According to the website “The Andrew Carnegie Medal of Philanthropy was inaugurated on December 10, 2001, by more than 20 of the institutions Mr. Carnegie established all over the world during his lifetime. This award, created at the centennial observance of Andrew Carnegie’s official career as a philanthropist, is given every two years to one or more individuals who, like Andrew Carnegie, have dedicated their private wealth to public good, and who have sustained impressive careers as philanthropists.”
The 2013 winners are
- Her Highness Sheikha Moza bint Nasser, Chairperson of the Qatar Foundation for Education, Science Community Development and one of Forbes’ 100 Most Powerful Women
- Sir Tom Hunter, the British entrepreneur whom the Sunday Times called Scotland’s first home-grown billionaire
- Dr James Harris Simons – along with his wife, economist Dr Marilyn Simons – the American mathematician who founded one of the world’s most successful hedge fund companies
- Dr Dmitry Zimin, the co-founder of the second-largest telecom business in Russia
- Dame Janet Frances Wolfson de Botton CBE on behalf of the Wolfson family, founders of the Wolfson Foundation.
Royalty, hedge funds, billionaires, corporate behemoths. Regular people – regardless of their devotion of sacrifice – need not apply.
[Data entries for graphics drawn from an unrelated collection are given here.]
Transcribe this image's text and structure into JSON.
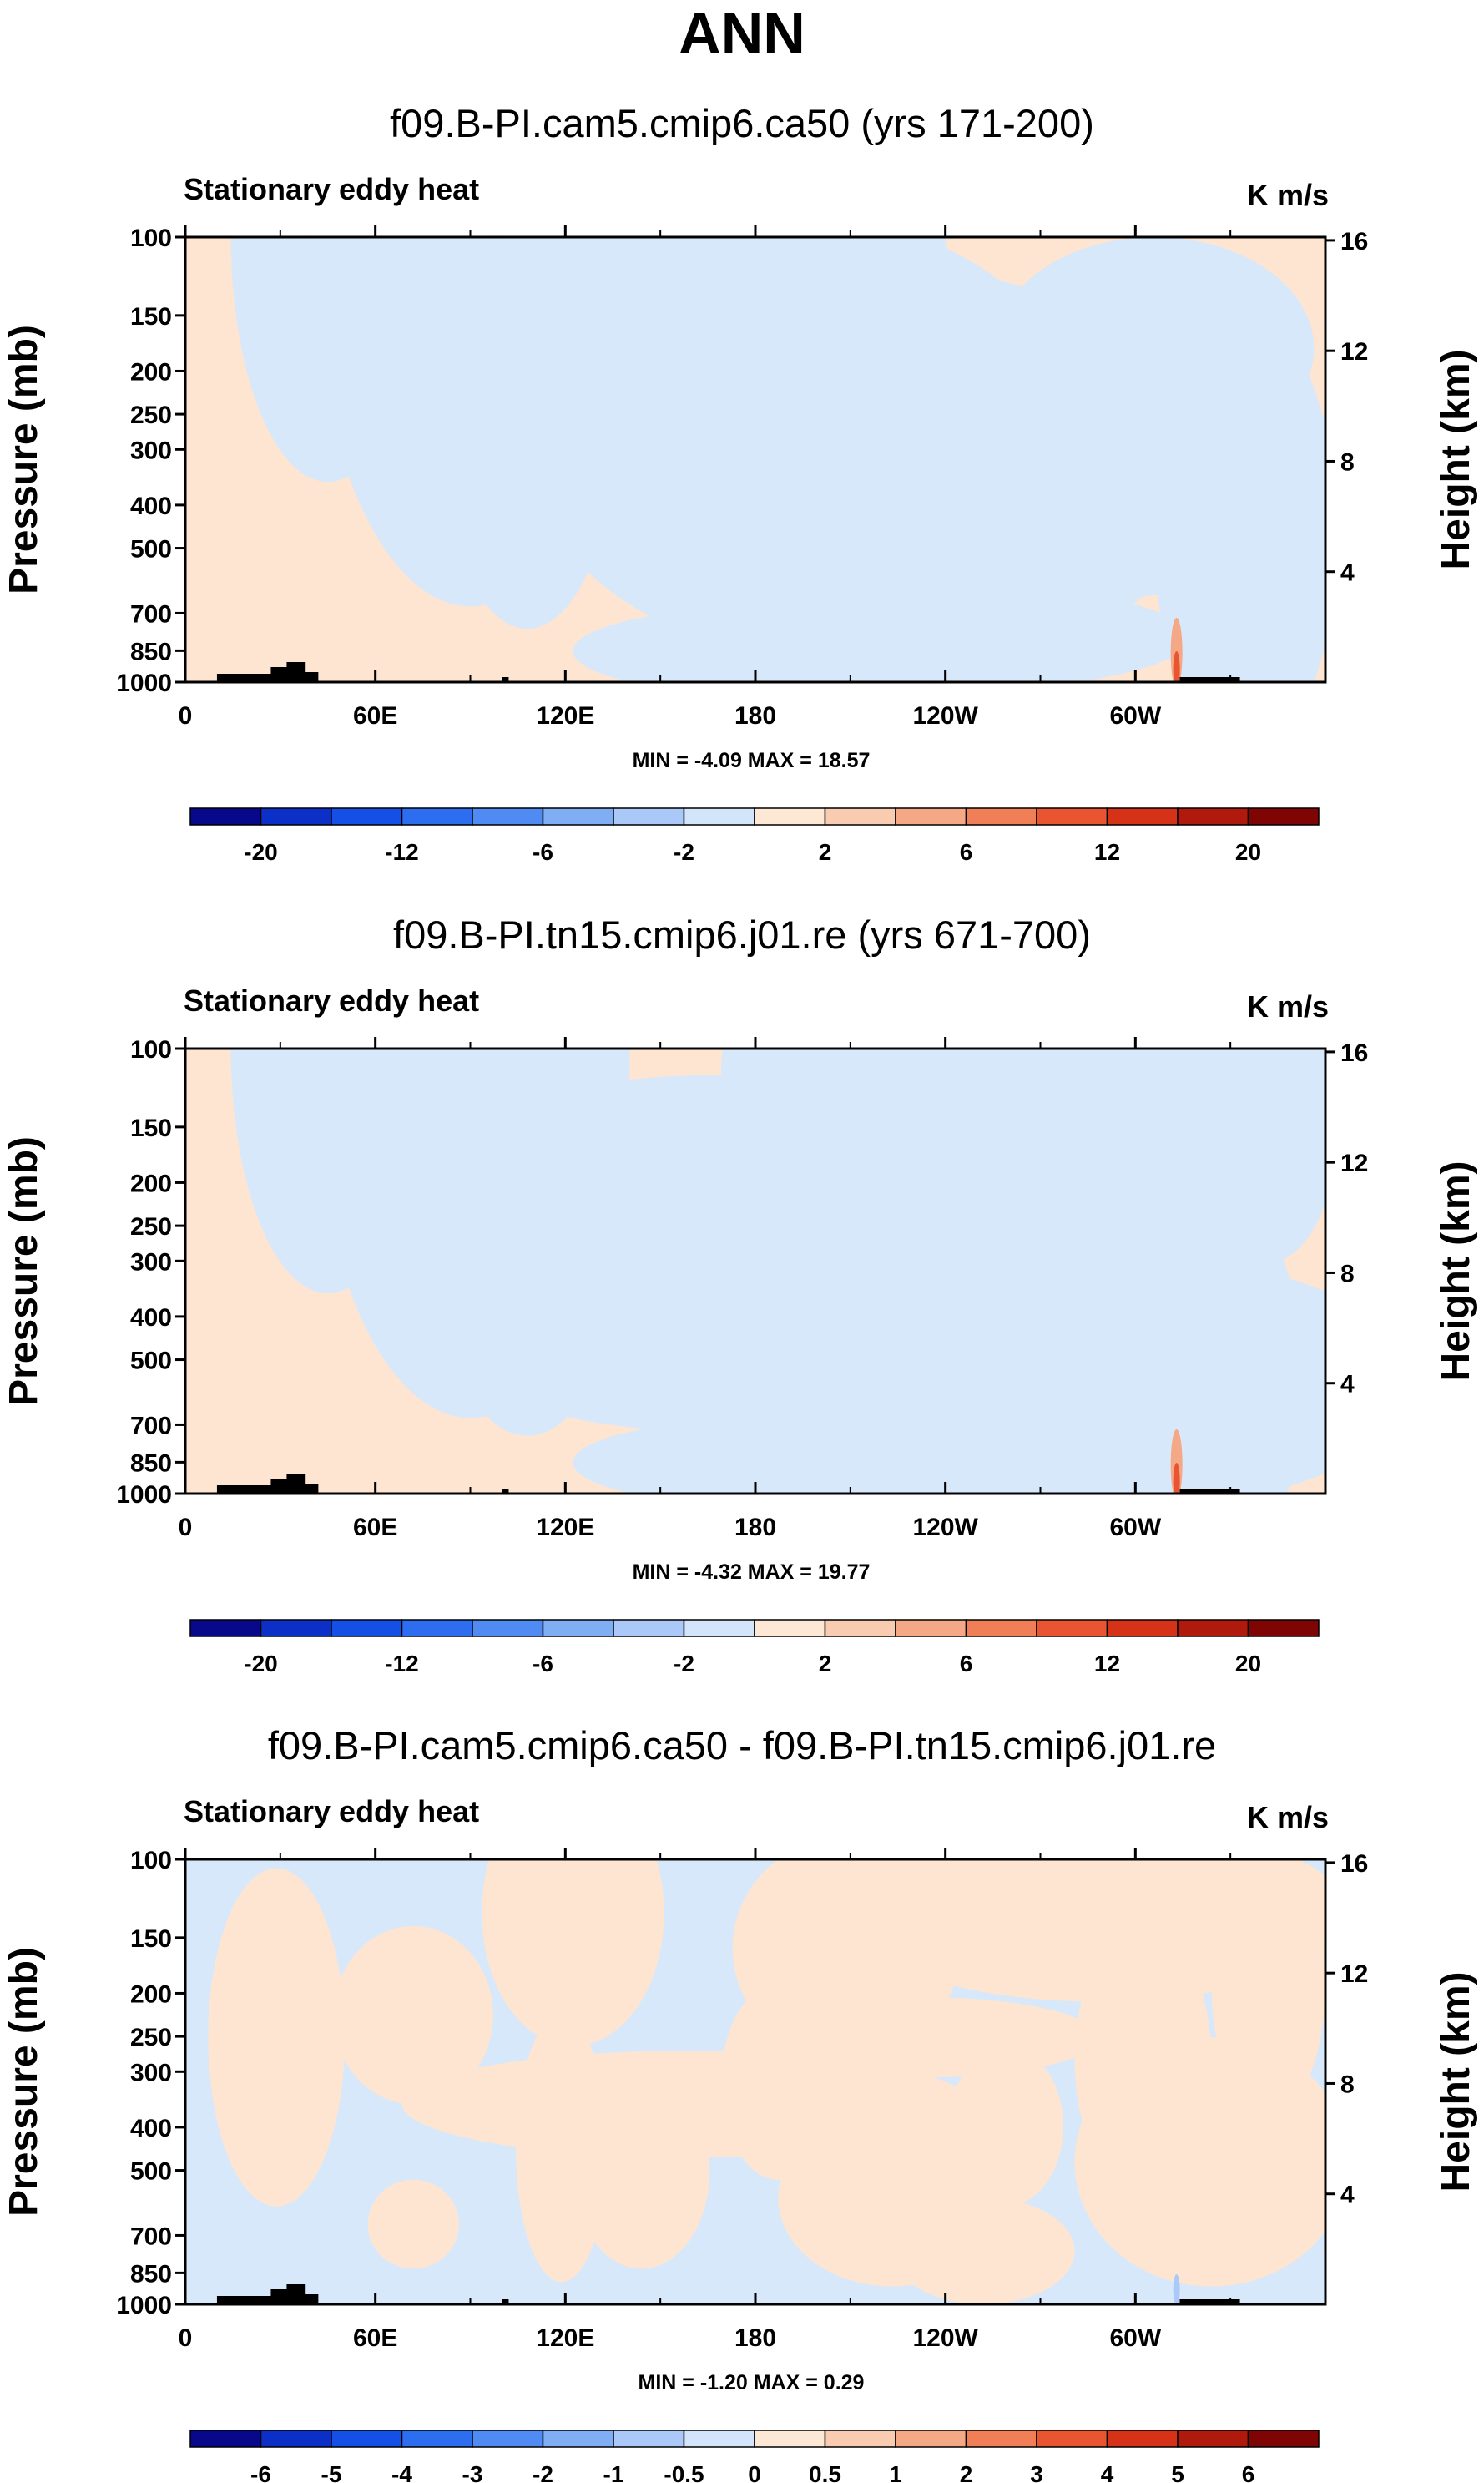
{
  "page_title": "ANN",
  "chart_data": [
    {
      "type": "heatmap",
      "title": "f09.B-PI.cam5.cmip6.ca50 (yrs 171-200)",
      "left_label": "Stationary eddy heat",
      "right_label": "K m/s",
      "ylabel": "Pressure (mb)",
      "ylabel_right": "Height (km)",
      "x_ticks": [
        "0",
        "60E",
        "120E",
        "180",
        "120W",
        "60W"
      ],
      "y_ticks": [
        "100",
        "150",
        "200",
        "250",
        "300",
        "400",
        "500",
        "700",
        "850",
        "1000"
      ],
      "y_ticks_right": [
        "16",
        "12",
        "8",
        "4"
      ],
      "stats": "MIN = -4.09  MAX = 18.57",
      "colorbar_labels": [
        "-20",
        "-12",
        "-6",
        "-2",
        "2",
        "6",
        "12",
        "20"
      ]
    },
    {
      "type": "heatmap",
      "title": "f09.B-PI.tn15.cmip6.j01.re (yrs 671-700)",
      "left_label": "Stationary eddy heat",
      "right_label": "K m/s",
      "ylabel": "Pressure (mb)",
      "ylabel_right": "Height (km)",
      "x_ticks": [
        "0",
        "60E",
        "120E",
        "180",
        "120W",
        "60W"
      ],
      "y_ticks": [
        "100",
        "150",
        "200",
        "250",
        "300",
        "400",
        "500",
        "700",
        "850",
        "1000"
      ],
      "y_ticks_right": [
        "16",
        "12",
        "8",
        "4"
      ],
      "stats": "MIN = -4.32  MAX = 19.77",
      "colorbar_labels": [
        "-20",
        "-12",
        "-6",
        "-2",
        "2",
        "6",
        "12",
        "20"
      ]
    },
    {
      "type": "heatmap",
      "title": "f09.B-PI.cam5.cmip6.ca50 - f09.B-PI.tn15.cmip6.j01.re",
      "left_label": "Stationary eddy heat",
      "right_label": "K m/s",
      "ylabel": "Pressure (mb)",
      "ylabel_right": "Height (km)",
      "x_ticks": [
        "0",
        "60E",
        "120E",
        "180",
        "120W",
        "60W"
      ],
      "y_ticks": [
        "100",
        "150",
        "200",
        "250",
        "300",
        "400",
        "500",
        "700",
        "850",
        "1000"
      ],
      "y_ticks_right": [
        "16",
        "12",
        "8",
        "4"
      ],
      "stats": "MIN = -1.20  MAX =  0.29",
      "colorbar_labels": [
        "-6",
        "-5",
        "-4",
        "-3",
        "-2",
        "-1",
        "-0.5",
        "0",
        "0.5",
        "1",
        "2",
        "3",
        "4",
        "5",
        "6"
      ]
    }
  ],
  "colors": {
    "positive_fill": "#fde5d2",
    "negative_fill": "#d7e8fa",
    "topography": "#000000",
    "colorbar": [
      "#08088a",
      "#0c2fc8",
      "#1550e6",
      "#2d6df0",
      "#4f8bf2",
      "#80aef5",
      "#abc9f8",
      "#d3e5fb",
      "#fde8d6",
      "#f9cbb0",
      "#f5a886",
      "#f07f58",
      "#e95530",
      "#d63218",
      "#b01a0d",
      "#7f0505"
    ]
  }
}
Clearly, winning the Medal of Philanthropy depends on the size of one’s wallet. Not that there’s anything wrong with disgorging millions of dollars to help the less-fortunate, but I would say that the tax benefits should suffice as the reward for philanthropy. Accepting a prize for sloughing off a chunk of money that constitutes an accountant’s rounding error seems a bit gauche.
Consider Sheikha Moza bint Nasser, the second of the three wives of Sheikh Hamad bin Khalifa Al Thani, former Emir of Qatar. After marrying into a royal family that lords over a spit of land that sits atop an ocean of crude oil, the Sheikha became an instant steward over a petro-fortune. A survey of her work indicates many worthy causes like UNESCO, but let’s face it – having access to a few spare billions to throw around smooths the path to the Medal of Philanthropy. In addition to being lauded by Forbes , the Sheikha is fawned over by the editors at Vogue for her good taste in haut couture (you know, designer outfits that cost upwards of $20,000 – also known as the equivalent of a combined year’s salary of five average Qataris.)
What about His Highness the Aga Khan who received the Medal in 2005 for just continuing the philanthropic work started by his ancestors in the 19th Century. The philanthropy’s mission is to improve living conditions and opportunities in poor regions of the developing world, specifically in sub-Saharan Africa, South and Central Asia and the Middle East – very admirable. What is left unsaid is that the philanthropy is funded by His Highness’s followers who pay a tithe to the foundation. According to a New York Times interview, “Part of the Aga Khan’s personal wealth used by him and his family, which his advisers say exceeds $1 billion, comes from a dizzyingly complex system of tithes that some of the world’s 15 million Ismaili Muslims pay him each year.” I wonder if any of those 15 million generous souls were invited to the festive Medal ceremony. By the way, the busy Aga Khan owns hundreds of racehorses, valuable stud farms, an exclusive yacht club on Sardinia, a private island in the Bahamas, two Bombardier jets, a high speed yacht, and several estates around the world, including a beauty in the north of Paris. (Makes me wonder if self-Philanthropy should become a new category of medal. The Kahn-man would be a shoe-in.)
OK, one more. Sandy Weill, another 2013 recipient of the Medal. The name isn’t exactly household, but anyone who follows finance a little bit knows that Sanford Weill engineered the merger of Citicorp, Travelers Insurance, and Smith-Barney in 1998 after Congress blew apart the Glass-Steagall Act which was put in place during the Depression to address foundational issues that contributed to bank failures – mainly, it ended unholy alliances between staid commercial banks and investment firms. With Glass-Steagall shattered thanks to intensive lobbying and campaign contributing by people like Weill, the rich got richer and the shlubs took it in the ass when the economy collapsed because banks got “too big to fail.” So, Weill helped dismantle a financial safety switch and got rich enough to win the Medal of Philanthropy. And then had the gall years later, after cashing in, to denounce the whole movement. He told CNBC, “What we should probably do is go and split up investment banking from banking, have banks be deposit takers, have banks make commercial loans and real estate loans, have banks do something that’s not going to risk the taxpayer dollars, that’s not too big to fail.”
Sandy Weill winner of the Medal of Philanthropy, and on the short-list for the Halo of Hypocrites award.